Häufig gestellte Fragen

Auf einen Blick finden Sie hier alle wichtigen Informationen rund um die Aufnahme, Ihren Aufenthalt bei uns, sowie den Prozess der Entlassung. Fragen und Antworten zu der aktuellen Covid-19 Situation und zu den Vorgehensweisen in unserer Klinik finden Sie hier ebenfalls.

FAQs: Covid-19

Ist eine Aufnahme in der Blomenburg weiterhin möglich?

Eine Aufnahme in der Blomenburg Privatklinik ist auch in Zeiten der Corona-Pandemie wie gewohnt möglich. Wir haben selbstverständlich alle notwendigen Hygiene- sowie Schutzvorkehrungen getroffen, die über die aktuellen Bestimmungen hinausgehen, um sowohl unsere Patienten, als auch unser Team zu schützen. Unser gesamtes Personal ist adäquat geschult, sodass Sie sich keine Sorgen bezüglich Ihres Aufenthaltes machen müssen.

Wird in der Blomenburg auf SARS-CoV-2 getestet?

Um die Sicherheit aller zu gewährleisten, haben wir die Möglichkeit, Patienten bei Aufnahme auf SARS-CoV-2 zu testen. Bis zum Ergebnis werden selbstverständlich sämtliche Hygiene- und Kontaktbeschränkungen eingehalten. Sie können uns zudem einen negativen PCR-Befund, der nicht älter als 48h ist, zur Verfügung stellen. Dasselbe Vorgehen gilt für Rückkehrer aus Beurlaubungen. Kontaktieren Sie uns bei jeglicher Symptomatik zudem bitte vorab, sodass wir den Einzelfall besprechen und bewerten können.

Welche Hygienebestimmungen gelten vor Ort?
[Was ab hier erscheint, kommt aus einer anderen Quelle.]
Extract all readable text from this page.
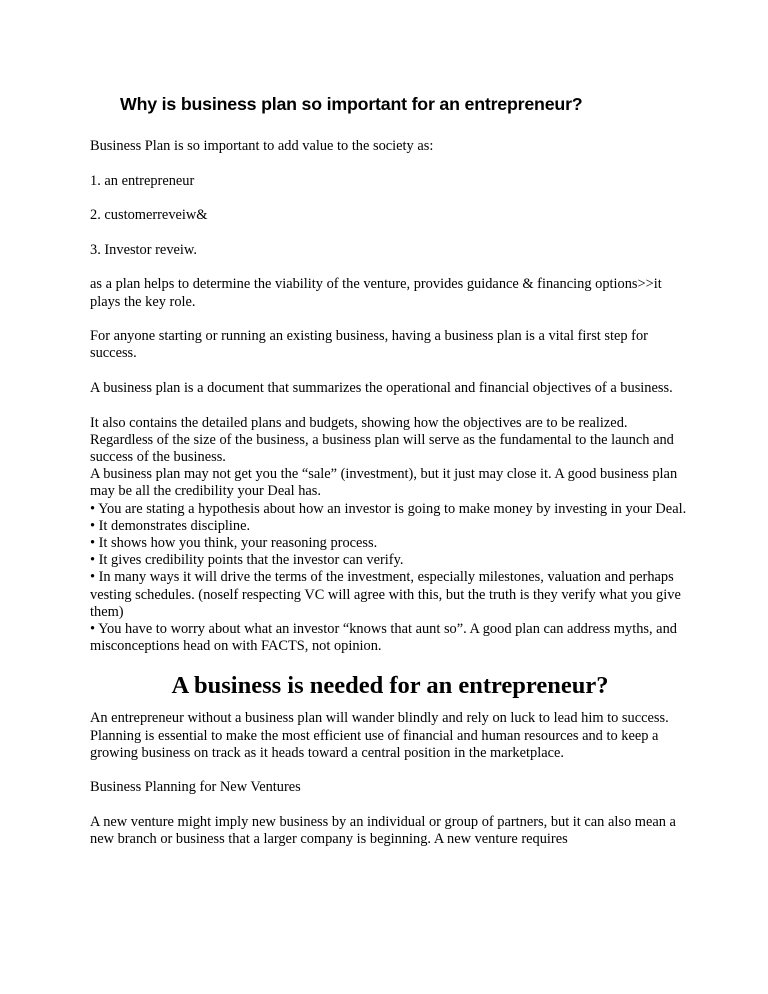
Why is business plan so important for an entrepreneur?

Business Plan is so important to add value to the society as:

1. an entrepreneur

2. customerreveiw&

3. Investor reveiw.

as a plan helps to determine the viability of the venture, provides guidance & financing options>>it plays the key role.

For anyone starting or running an existing business, having a business plan is a vital first step for success.

A business plan is a document that summarizes the operational and financial objectives of a business.

It also contains the detailed plans and budgets, showing how the objectives are to be realized. Regardless of the size of the business, a business plan will serve as the fundamental to the launch and success of the business.

A business plan may not get you the “sale” (investment), but it just may close it. A good business plan may be all the credibility your Deal has.

• You are stating a hypothesis about how an investor is going to make money by investing in your Deal.

• It demonstrates discipline.

• It shows how you think, your reasoning process.

• It gives credibility points that the investor can verify.

• In many ways it will drive the terms of the investment, especially milestones, valuation and perhaps vesting schedules. (noself respecting VC will agree with this, but the truth is they verify what you give them)

• You have to worry about what an investor “knows that aunt so”. A good plan can address myths, and misconceptions head on with FACTS, not opinion.

A business is needed for an entrepreneur?

An entrepreneur without a business plan will wander blindly and rely on luck to lead him to success. Planning is essential to make the most efficient use of financial and human resources and to keep a growing business on track as it heads toward a central position in the marketplace.

Business Planning for New Ventures

A new venture might imply new business by an individual or group of partners, but it can also mean a new branch or business that a larger company is beginning. A new venture requires
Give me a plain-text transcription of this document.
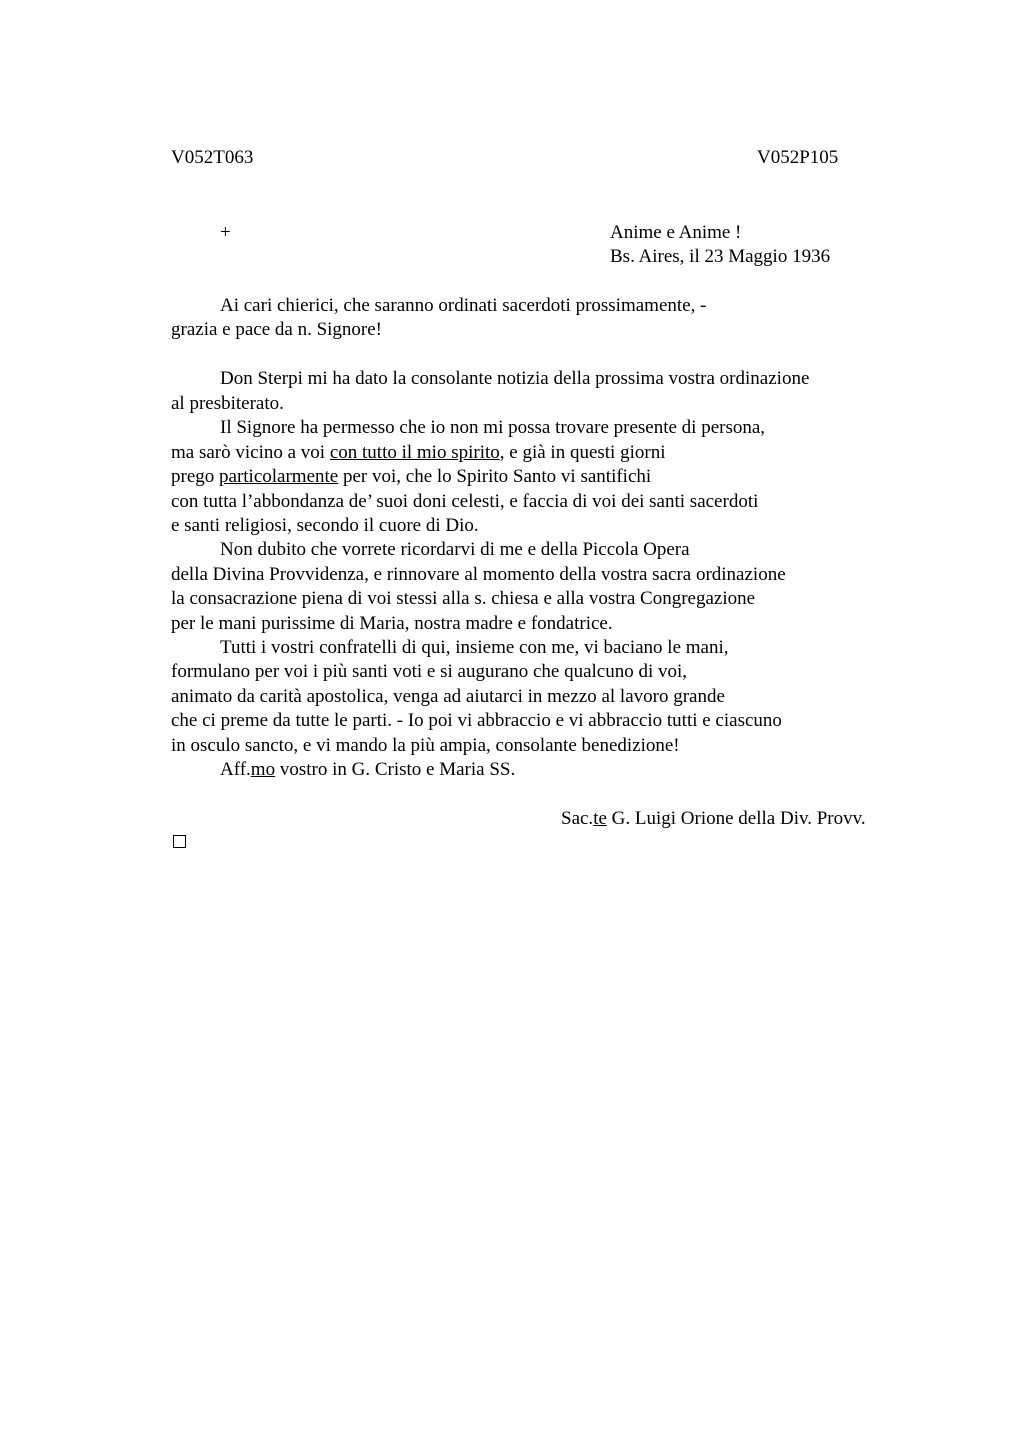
V052T063	V052P105
+	Anime e Anime !
Bs. Aires, il 23 Maggio 1936
Ai cari chierici, che saranno ordinati sacerdoti prossimamente, -
grazia e pace da n. Signore!
Don Sterpi mi ha dato la consolante notizia della prossima vostra ordinazione
al presbiterato.
Il Signore ha permesso che io non mi possa trovare presente di persona,
ma sarò vicino a voi con tutto il mio spirito, e già in questi giorni
prego particolarmente per voi, che lo Spirito Santo vi santifichi
con tutta l’abbondanza de’ suoi doni celesti, e faccia di voi dei santi sacerdoti
e santi religiosi, secondo il cuore di Dio.
Non dubito che vorrete ricordarvi di me e della Piccola Opera
della Divina Provvidenza, e rinnovare al momento della vostra sacra ordinazione
la consacrazione piena di voi stessi alla s. chiesa e alla vostra Congregazione
per le mani purissime di Maria, nostra madre e fondatrice.
Tutti i vostri confratelli di qui, insieme con me, vi baciano le mani,
formulano per voi i più santi voti e si augurano che qualcuno di voi,
animato da carità apostolica, venga ad aiutarci in mezzo al lavoro grande
che ci preme da tutte le parti. - Io poi vi abbraccio e vi abbraccio tutti e ciascuno
in osculo sancto, e vi mando la più ampia, consolante benedizione!
Aff.mo vostro in G. Cristo e Maria SS.
Sac.te G. Luigi Orione della Div. Provv.
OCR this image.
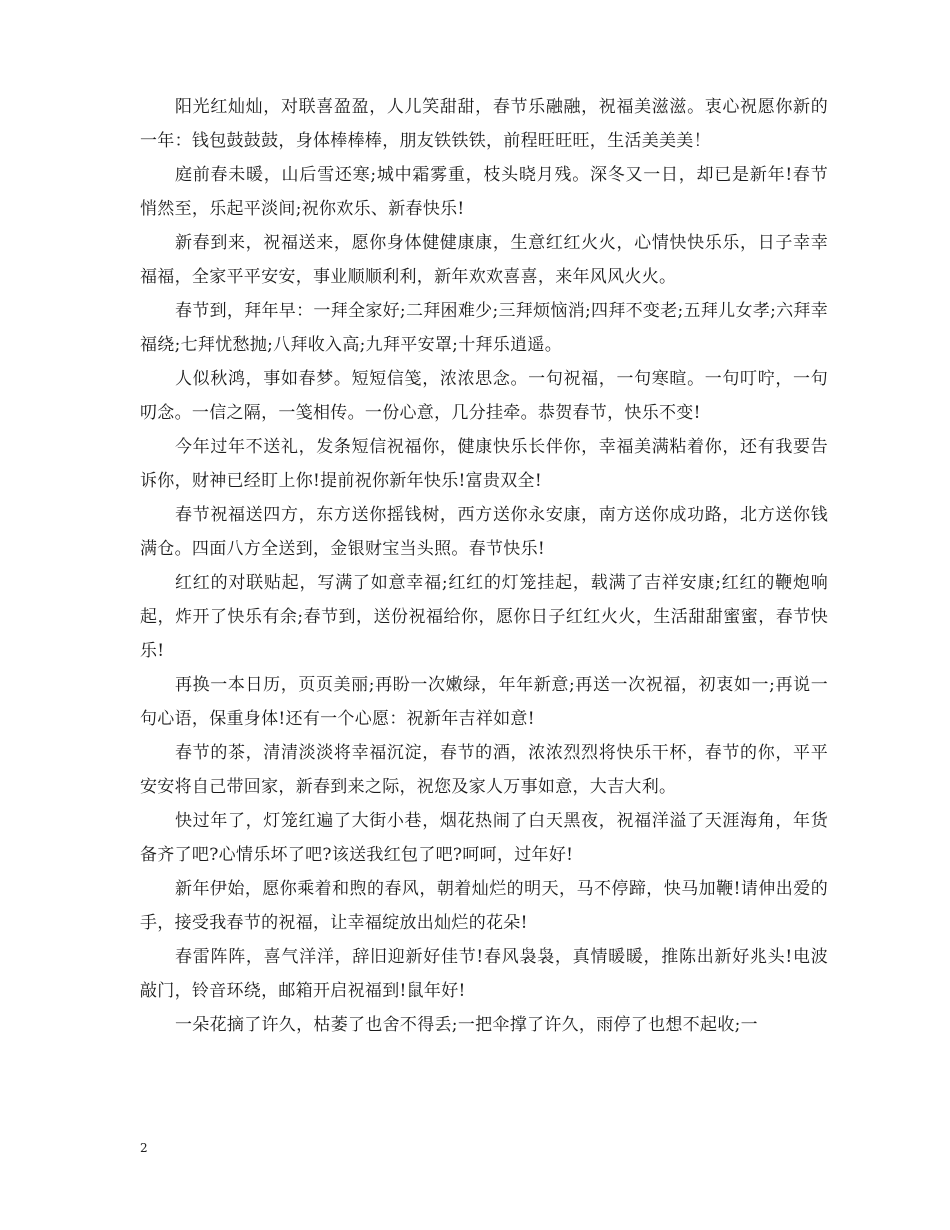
阳光红灿灿，对联喜盈盈，人儿笑甜甜，春节乐融融，祝福美滋滋。衷心祝愿你新的一年：钱包鼓鼓鼓，身体棒棒棒，朋友铁铁铁，前程旺旺旺，生活美美美！

庭前春未暖，山后雪还寒;城中霜雾重，枝头晓月残。深冬又一日，却已是新年!春节悄然至，乐起平淡间;祝你欢乐、新春快乐!

新春到来，祝福送来，愿你身体健健康康，生意红红火火，心情快快乐乐，日子幸幸福福，全家平平安安，事业顺顺利利，新年欢欢喜喜，来年风风火火。

春节到，拜年早：一拜全家好;二拜困难少;三拜烦恼消;四拜不变老;五拜儿女孝;六拜幸福绕;七拜忧愁抛;八拜收入高;九拜平安罩;十拜乐逍遥。

人似秋鸿，事如春梦。短短信笺，浓浓思念。一句祝福，一句寒暄。一句叮咛，一句叨念。一信之隔，一笺相传。一份心意，几分挂牵。恭贺春节，快乐不变!

今年过年不送礼，发条短信祝福你，健康快乐长伴你，幸福美满粘着你，还有我要告诉你，财神已经盯上你!提前祝你新年快乐!富贵双全!

春节祝福送四方，东方送你摇钱树，西方送你永安康，南方送你成功路，北方送你钱满仓。四面八方全送到，金银财宝当头照。春节快乐!

红红的对联贴起，写满了如意幸福;红红的灯笼挂起，载满了吉祥安康;红红的鞭炮响起，炸开了快乐有余;春节到，送份祝福给你，愿你日子红红火火，生活甜甜蜜蜜，春节快乐!

再换一本日历，页页美丽;再盼一次嫩绿，年年新意;再送一次祝福，初衷如一;再说一句心语，保重身体!还有一个心愿：祝新年吉祥如意!

春节的茶，清清淡淡将幸福沉淀，春节的酒，浓浓烈烈将快乐干杯，春节的你，平平安安将自己带回家，新春到来之际，祝您及家人万事如意，大吉大利。

快过年了，灯笼红遍了大街小巷，烟花热闹了白天黑夜，祝福洋溢了天涯海角，年货备齐了吧?心情乐坏了吧?该送我红包了吧?呵呵，过年好!

新年伊始，愿你乘着和煦的春风，朝着灿烂的明天，马不停蹄，快马加鞭!请伸出爱的手，接受我春节的祝福，让幸福绽放出灿烂的花朵!

春雷阵阵，喜气洋洋，辞旧迎新好佳节!春风袅袅，真情暖暖，推陈出新好兆头!电波敲门，铃音环绕，邮箱开启祝福到!鼠年好!

一朵花摘了许久，枯萎了也舍不得丢;一把伞撑了许久，雨停了也想不起收;一

2
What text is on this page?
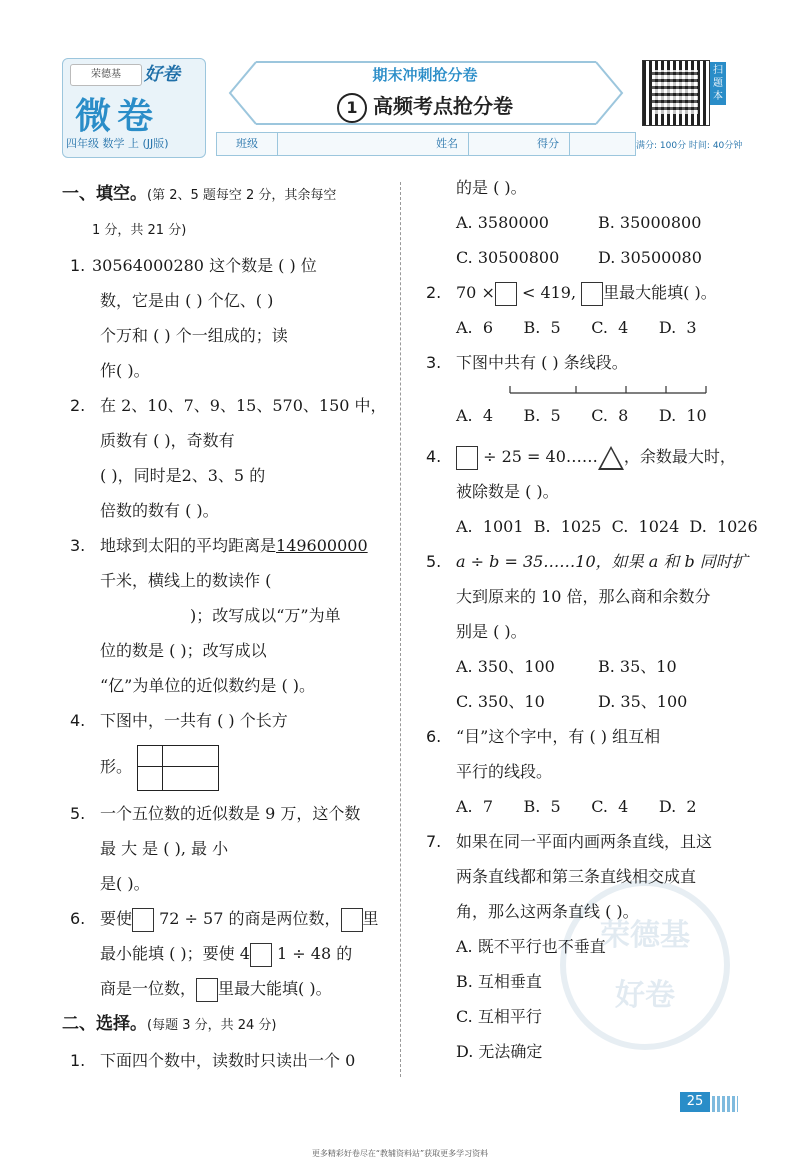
荣德基	好卷
微卷
四年级 数学 上 (JJ版)
期末冲刺抢分卷
1 高频考点抢分卷
班级	姓名	得分
扫题本
满分: 100分 时间: 40分钟
荣德基
好卷
一、填空。(第 2、5 题每空 2 分，其余每空
1 分，共 21 分)
1. 30564000280 这个数是 ( ) 位
数，它是由 ( ) 个亿、( )
个万和 ( ) 个一组成的；读
作( )。
2. 在 2、10、7、9、15、570、150 中，
质数有 ( )，奇数有
( )，同时是2、3、5 的
倍数的数有 ( )。
3. 地球到太阳的平均距离是149600000
千米，横线上的数读作 (
)；改写成以“万”为单
位的数是 ( )；改写成以
“亿”为单位的近似数约是 ( )。
4. 下图中，一共有 ( ) 个长方
形。
5. 一个五位数的近似数是 9 万，这个数
最 大 是 ( ), 最 小
是( )。
6. 要使 72 ÷ 57 的商是两位数， 里
最小能填 ( )；要使 4 1 ÷ 48 的
商是一位数， 里最大能填( )。
二、选择。(每题 3 分，共 24 分)
1. 下面四个数中，读数时只读出一个 0
的是 ( )。
A. 3580000	B. 35000800
C. 30500800	D. 30500080
2. 70 × < 419, 里最大能填( )。
A.  6      B.  5      C.  4      D.  3
3. 下图中共有 ( ) 条线段。
A.  4      B.  5      C.  8      D.  10
4.	÷ 25 = 40…… ，余数最大时，
被除数是 ( )。
A.  1001  B.  1025  C.  1024  D.  1026
5. a ÷ b = 35……10，如果 a 和 b 同时扩
大到原来的 10 倍，那么商和余数分
别是 ( )。
A. 350、100	B. 35、10
C. 350、10	D. 35、100
6. “目”这个字中，有 ( ) 组互相
平行的线段。
A.  7      B.  5      C.  4      D.  2
7. 如果在同一平面内画两条直线，且这
两条直线都和第三条直线相交成直
角，那么这两条直线 ( )。
A. 既不平行也不垂直
B. 互相垂直
C. 互相平行
D. 无法确定
25
更多精彩好卷尽在“教辅资料站”获取更多学习资料
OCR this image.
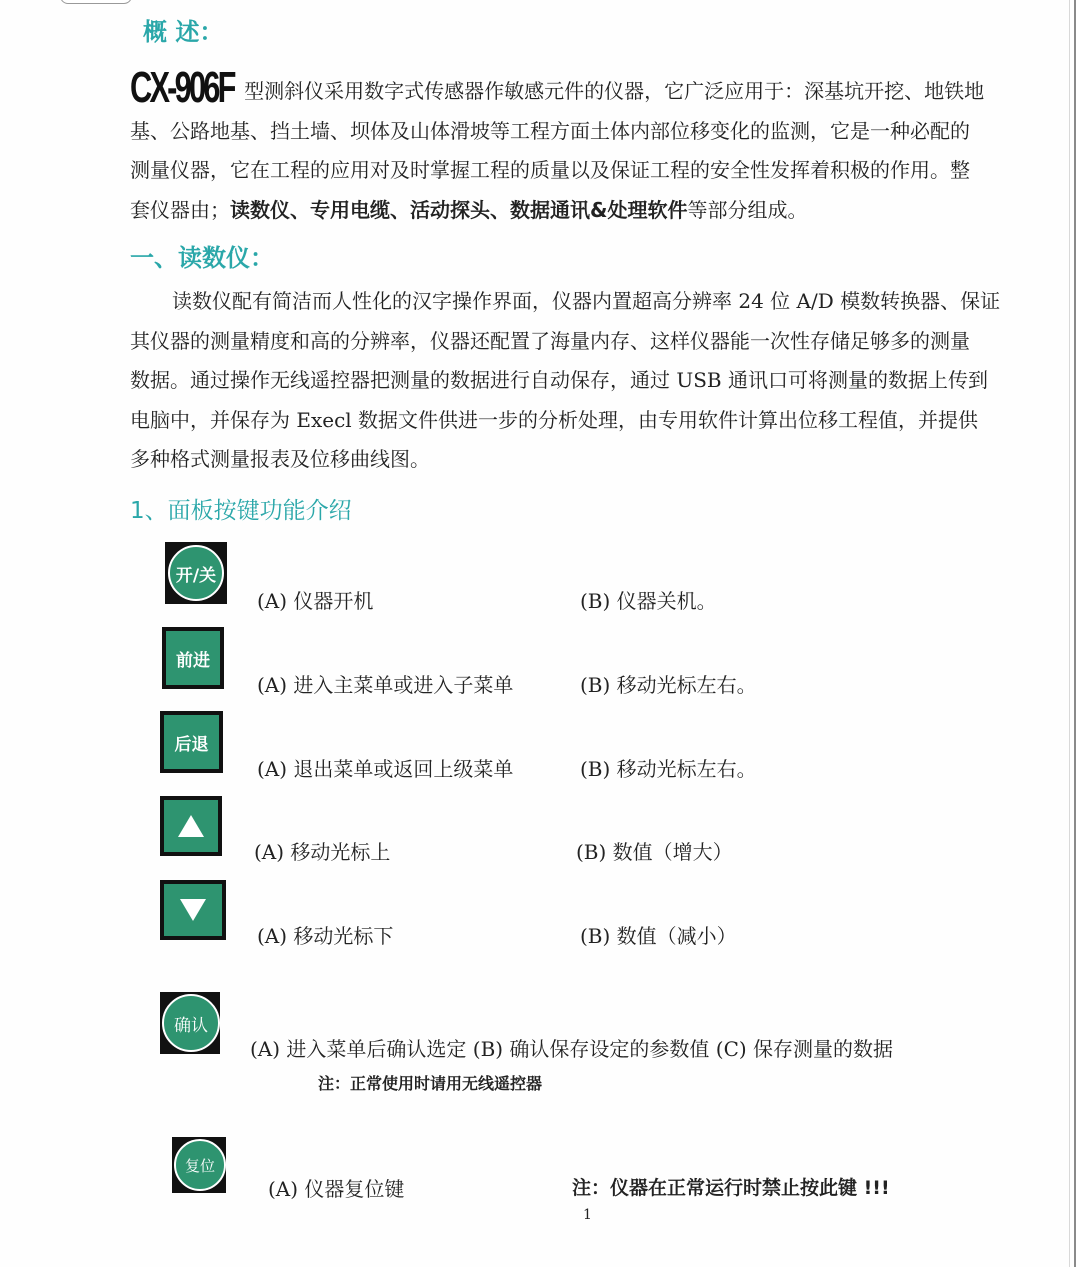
概 述：
CX-906F 型测斜仪采用数字式传感器作敏感元件的仪器，它广泛应用于：深基坑开挖、地铁地
基、公路地基、挡土墙、坝体及山体滑坡等工程方面土体内部位移变化的监测，它是一种必配的
测量仪器，它在工程的应用对及时掌握工程的质量以及保证工程的安全性发挥着积极的作用。整
套仪器由；读数仪、专用电缆、活动探头、数据通讯&处理软件等部分组成。
一、读数仪：
读数仪配有简洁而人性化的汉字操作界面，仪器内置超高分辨率 24 位 A/D 模数转换器、保证
其仪器的测量精度和高的分辨率，仪器还配置了海量内存、这样仪器能一次性存储足够多的测量
数据。通过操作无线遥控器把测量的数据进行自动保存，通过 USB 通讯口可将测量的数据上传到
电脑中，并保存为 Execl 数据文件供进一步的分析处理，由专用软件计算出位移工程值，并提供
多种格式测量报表及位移曲线图。
1、面板按键功能介绍
开/关
(A) 仪器开机	(B) 仪器关机。
前进
(A) 进入主菜单或进入子菜单	(B) 移动光标左右。
后退
(A) 退出菜单或返回上级菜单	(B) 移动光标左右。
(A) 移动光标上	(B) 数值（增大）
(A) 移动光标下	(B) 数值（减小）
确认
(A) 进入菜单后确认选定 (B) 确认保存设定的参数值 (C) 保存测量的数据
注：正常使用时请用无线遥控器
复位
(A) 仪器复位键	注：仪器在正常运行时禁止按此键 !!!
1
Wir achten auf umfassende Hygienemaßnahmen, um Ihnen während Ihres Aufenthaltes den größtmöglichen Schutz zu bieten. Neben ausreichenden Desinfektionsstationen und sorgfältiger Hygiene der Räumlichkeiten, Kontaktbeschränkungen, sowie eines angepassten Mund-Nasen-Maskengebots, haben wir zudem in den alltäglichen Abläufen der Klinik alle notwendigen Vorkehrungen ergriffen. Unser Patientenmanagement gibt Ihnen gerne jederzeit eine Auskunft darüber, welche Maßnahmen in unserer Klinik aktuell Anwendung finden.

Welche Schutzvorkehrungen wurden getroffen?

Auch in Zeiten der Corona-Pandemie können Sie sich bei uns sicher fühlen. Zu unseren umfangreichen Schutzmaßnahmen zählen neben einem Screening und Testverfahren bei Neuaufnahme auch jegliche notwendigen Abstands- und Hygienevorkehrungen. Zusätzlich haben wir eine derzeit angepasste Besucherregelung und eine Einlassbeschränkung von Dienstleistern und Lieferanten eingeführt.

Da wir insbesondere bei den Gruppentherapien ein großes Augenmerk auf eine reduzierte Gruppengröße und geeignete Abstände legen und mehr als die allgemein notwendigen Schutzvorkehrungen getroffen haben, brauchen Sie sich bei einer Aufnahme bei uns keine Sorgen machen. Erkundigen Sie sich gerne auch ausführlich bei unserem Patientenmanagement über aktuelle Schutzvorkehrungen und die getroffenen Maßnahmen in unserer Klinik.

FAQ's: Allgemein

An wen richtet sich das Angebot der Blomenburg?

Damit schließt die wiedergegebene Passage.